Raymond Aron parlait d’« optimisme catastrophique » par rapport au marxisme. Certains cercles bruxellois tombent dans cet excès. Je prends un exemple. Ce n’est franchement pas le moment, après le départ de la British Army, de se mettre à parler d’une « armée européenne ». Cela attise précisément l’inquiétude des peuples européens de voir leurs identité et souveraineté mises à mal par Bruxelles.

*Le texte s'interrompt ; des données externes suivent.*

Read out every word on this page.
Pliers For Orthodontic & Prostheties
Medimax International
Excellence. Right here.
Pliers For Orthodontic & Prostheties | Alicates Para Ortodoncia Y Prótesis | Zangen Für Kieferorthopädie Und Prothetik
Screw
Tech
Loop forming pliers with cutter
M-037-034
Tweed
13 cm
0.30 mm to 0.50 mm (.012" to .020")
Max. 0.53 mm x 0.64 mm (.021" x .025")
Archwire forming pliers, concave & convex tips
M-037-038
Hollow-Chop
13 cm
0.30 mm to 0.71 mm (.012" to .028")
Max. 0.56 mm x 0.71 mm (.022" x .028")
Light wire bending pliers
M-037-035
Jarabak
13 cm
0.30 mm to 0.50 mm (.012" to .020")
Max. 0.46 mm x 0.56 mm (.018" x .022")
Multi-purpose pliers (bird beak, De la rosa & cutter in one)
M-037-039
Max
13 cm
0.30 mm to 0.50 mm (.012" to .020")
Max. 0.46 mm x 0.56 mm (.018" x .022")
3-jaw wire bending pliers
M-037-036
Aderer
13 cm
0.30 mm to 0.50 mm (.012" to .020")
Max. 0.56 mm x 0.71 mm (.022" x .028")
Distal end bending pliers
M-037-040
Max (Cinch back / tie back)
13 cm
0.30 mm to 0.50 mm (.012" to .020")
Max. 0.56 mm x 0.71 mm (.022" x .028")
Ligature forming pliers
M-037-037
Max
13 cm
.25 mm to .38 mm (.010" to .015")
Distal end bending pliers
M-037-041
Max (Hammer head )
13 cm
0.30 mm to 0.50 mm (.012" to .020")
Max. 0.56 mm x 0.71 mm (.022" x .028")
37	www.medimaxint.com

En revanche, les gens reconnaissent parfaitement que l’Europe doit faire davantage pour la sécurité à nos frontières extérieures communes.
François Hollande a déclaré que « l’Europe, c’est une idée : la liberté, la tolérance, la paix ». Ces valeurs ne sont pas propres à l’Europe… On a le sentiment qu’elle est incapable de se définir. N’est-ce pas la principale raison de son rejet grandissant par les peuples ?
Oui, l’identité européenne semble se réduire à une imperceptible membrane entre la pluralité intérieure et un doux universalisme extérieur. Il est donc difficile de s’y identifier. Paradoxalement, nos valeurs, notre mode de vie semblent avant tout attirer ceux LUUK VAN MIDDELAAR qui vivent en dehors de l’Europe : pensez aux migrants, aux réfugiés ou aux manifestants brandissant des drapeaux européens sur la place Maïdan, à Kiev. Ils savent très bien ce qu’ils y cherchent. Le rejet des peuples tient sans doute davantage à ce que l’Europe a procuré la liberté de mouvement sans offrir de protection équivalente. Pour citer Michel de Certeau : l’Europe est devenue un espace mais pas un lieu. Du coup, c’est un projet pour ceux qui voyagent, moins pour ceux qui restent chez eux, c’est-à-dire l’immense majorité des gens. Pour profiter des bienfaits de l’UE, il faut avoir la bougeotte. En termes sociologiques, ce sont les riches, d’une part, les très pauvres, d’autre part, ceux qui y gagnent et ceux qui de toute façon n’ont rien à perdre.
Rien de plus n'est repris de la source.